D’après la commandante, il est important que je canalise ma curiosité dans de grandes choses. Elle se donne beaucoup de mal pour m’occuper en permanence. Me réguler. C’est pourquoi j’ai rédigé plusieurs essais sur des sujets tels que la botanique extra-planétaire, la linguistique xéno-archéologique, la sociologie inter-espèces ou l’histoire de l’art, plus un article assez fantaisiste sur la jonglerie qui a suscité un intérêt surprenant. »
Impressions
Avec Les Dieux lents, l’autrice britannique Claire North signe un space opera ambitieux et réussi. Elle nous conte l’histoire de Mawukana na-Vdnaze, cet homme revenu d’entre les morts, être étrange instillant la peur, seul pilote capable de s’interfacer avec un vaisseau voguant en espace courbe plus d’une fois sans devenir fou. Alors qu’il aurait dû mourir lors d’une traversée, il est retrouvé vivant, sans pour autant être totalement lui-même. Depuis, il vit reclus sur une île, jusqu’au jour où il est envoyé en mission sur Adjumir, première planète devant être touchée par une supernova, selon les dires d’une étrange entité, laq Lent.

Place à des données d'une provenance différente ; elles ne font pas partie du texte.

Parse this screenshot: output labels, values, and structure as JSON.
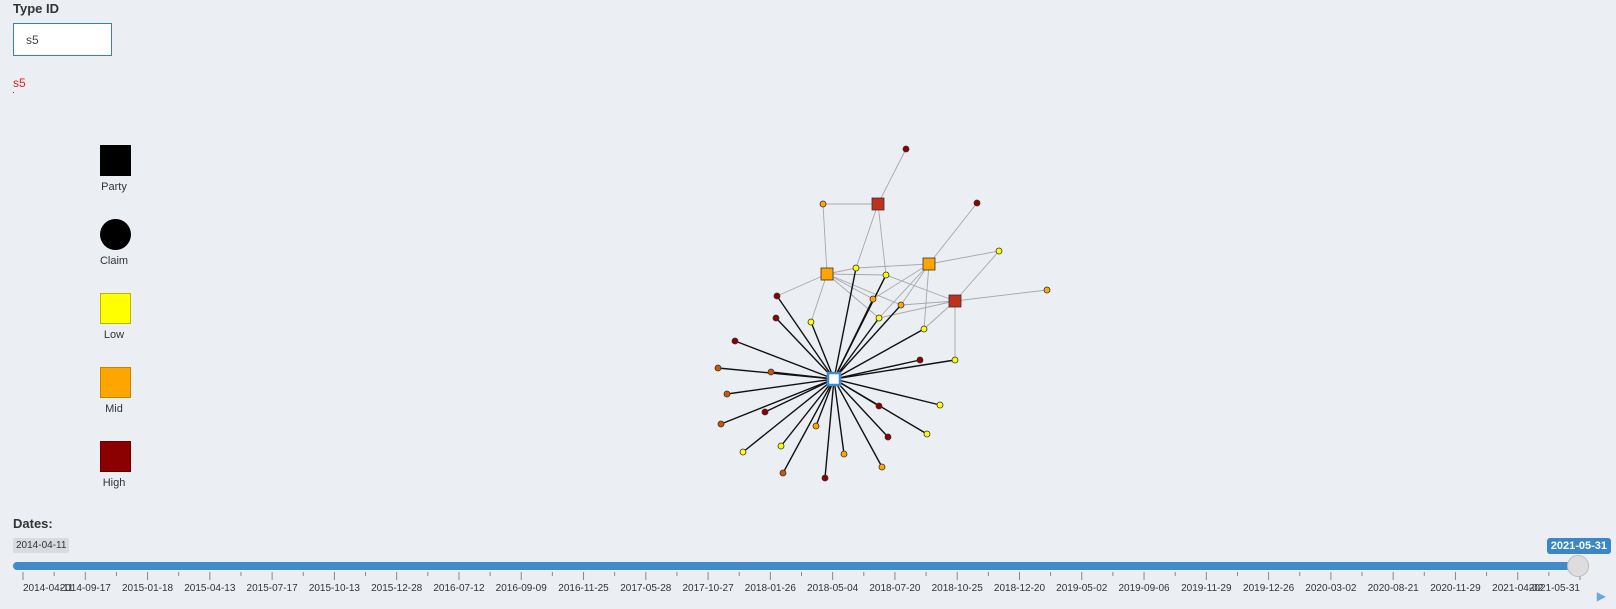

Vous l’aurez compris, ce roman est exigeant. Pour l’apprécier, lisez-le à tête reposée. Ici, Claire North nous parle de multiculturalité, de la richesse de l’univers, de la peur du vide, de la folie, de la guerre, de l’art, de l’effondrement, des langues, de la petitesse de chaque être vivant au sein de cet univers immense, et du sens de la vie. Les réflexions abordées sont passionnantes, et le tout forme un grand texte de SF.
Son héros, à l’identité trouble, plus vraiment humain depuis qu’il a côtoyé le vide de la nuit, dispose d’un côté attentiste et passif, et d’une absence quasi-totale d’émotions, caractéristiques pouvant créer une certaine distance avec les lecteurices, ce qui a été mon cas. C’est là le seul bémol à cette lecture remarquable. À noter : Claire North a réalisé un travail sur la langue et l’écriture inclusive particulièrement intéressant, en fonction par exemple des habitudes culturelles des peuples rencontrés sur différentes planètes, ou encore du genre des êtres, qu’ils soient organiques ou numériques. Un travail d’écriture, comme de traduction (bravo à Michelle Charrier !), qui participe grandement au plaisir de lecture et à l’immersion.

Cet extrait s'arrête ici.